Наталья Волнистая - Девять дней в июле (сборник)
– Да ни в жись, ни в жись больше, вот клянусь, пусть меня, на этом месте прям… – Кузьмич запнулся, страшную кару видал он, как комбайнера спьяну раздавило, но показалось ему кощунственно при ангелах сказать.
Клава схватила кота:
– Мотя, родной, открой глазки.
Кот озирался.
– Положь на землю, передохнуть дай, чево мнешь-то животную!
Кот лег, потянулся, замурлыкал, и друзья облегченно вздохнули.
Воистину воскресе!
С тех пор как Кузьмич перестал пить, начальство повадилось к ним в избу. Якобы просто так, проведать.
А тут, смотрит Клава в окошко, председатель и парторг вдвоем грязь месят.
Клава их не любила, туманили мозги: то будущее, для которого из сегодня надоить чего-нить надо, то Африка лезет, там голодные, как будто тут сытые. Но приличия соблюдала, не встревала лишнего, и чаю с баранками у ней за столом всегда водилось.
Мужики застопорились в сенях, снимали сапоги. Председатель и портянки смотал, с армии не любил носков.
– Клавдия, ну как дела?
Парторг привычно глянул в угол, с детства привык на иконы креститься, пока в комсомоле не отодрали. Нет у Клавдии икон в углу. Ага, фиг тебе, вошь партейная, злобно думала Клава, щас вот Ленина повешу, и крестись.
– Где сам-то?
– А чо надо? Мне скажите, а я подумаю, звать ли.
– Клавдия, он у тебе непьющий стал. Таких, сама знаешь, наперечет. В партию бы ему вступить. Вот мы рекомендуем.
– И чо, рекомендатели? – оглядела она презрительно.

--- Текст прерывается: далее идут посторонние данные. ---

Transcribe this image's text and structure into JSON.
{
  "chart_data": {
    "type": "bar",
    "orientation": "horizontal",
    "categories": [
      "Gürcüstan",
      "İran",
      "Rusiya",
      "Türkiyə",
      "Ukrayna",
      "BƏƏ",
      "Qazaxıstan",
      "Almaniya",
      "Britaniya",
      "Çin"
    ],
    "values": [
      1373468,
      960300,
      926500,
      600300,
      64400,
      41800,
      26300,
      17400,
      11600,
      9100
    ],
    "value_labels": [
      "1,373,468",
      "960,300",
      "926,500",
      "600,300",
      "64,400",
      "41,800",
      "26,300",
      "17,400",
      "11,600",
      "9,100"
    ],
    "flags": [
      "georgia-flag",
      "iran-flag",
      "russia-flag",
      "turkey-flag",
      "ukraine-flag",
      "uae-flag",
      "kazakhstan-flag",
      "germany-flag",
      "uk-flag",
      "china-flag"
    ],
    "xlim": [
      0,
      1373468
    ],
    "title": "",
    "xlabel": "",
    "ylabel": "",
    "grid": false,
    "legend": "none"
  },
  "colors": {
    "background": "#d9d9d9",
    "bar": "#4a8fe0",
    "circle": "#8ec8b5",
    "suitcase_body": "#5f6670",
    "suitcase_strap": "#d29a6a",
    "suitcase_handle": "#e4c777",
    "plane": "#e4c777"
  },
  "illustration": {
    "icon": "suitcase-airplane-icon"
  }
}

Пообтрепались мужики и лысоваты, Трофимыч, парторг, гнида мелкая, совсем ссутулился.
– Ну как «чо»? Вступить… – Председатель задумался. Действительно, чо? Как был Кузьмич на амбарах весовой, так и будет. Не в агрономы же ему?
– Ну и чо нам за это будет? – не унималась Клава.
– Ну путевки там, в райoн на совещанию.
– Ага, собутыльничка не хватает? По общагам в райoне трескать?
– Ты, Клава, не понимаешь. – Парторг повел бровями, нравилась ему Клава, по молодости свирепел, что она Кузьмича из армии ждала. Злорадствовал, когда слезная пьянчугу-мужа по оврагам искала. Но потом смягчило его, все ж она рядом, на виду, даже ревновать перестал. А теперь вот подумал хорошее сделать. Будет Кузьмич при партии, и ей перепадет.
– Клава, в санаторию съездишь, мужа уважать будут.
Клава заплакала:
– Трофимыч, не нужно мне уже ничего, ни уважения вашего, ни санатория. Не пьет мой, я и шелохнуться боюсь, чтоб снова не начал. Не тревожь нас. Лучше вон с сыном поговори. Сопьется Андрей, женить бы его. И в партию!
Кот Мотоцикл не вмешивался долго. Но не утерпел:
– Трофимыч, у него сейчас душевное равновесие образовалось. Ему со зверями лучше. Может, ты его к лошадям определишь? Или к коровам вместо партии?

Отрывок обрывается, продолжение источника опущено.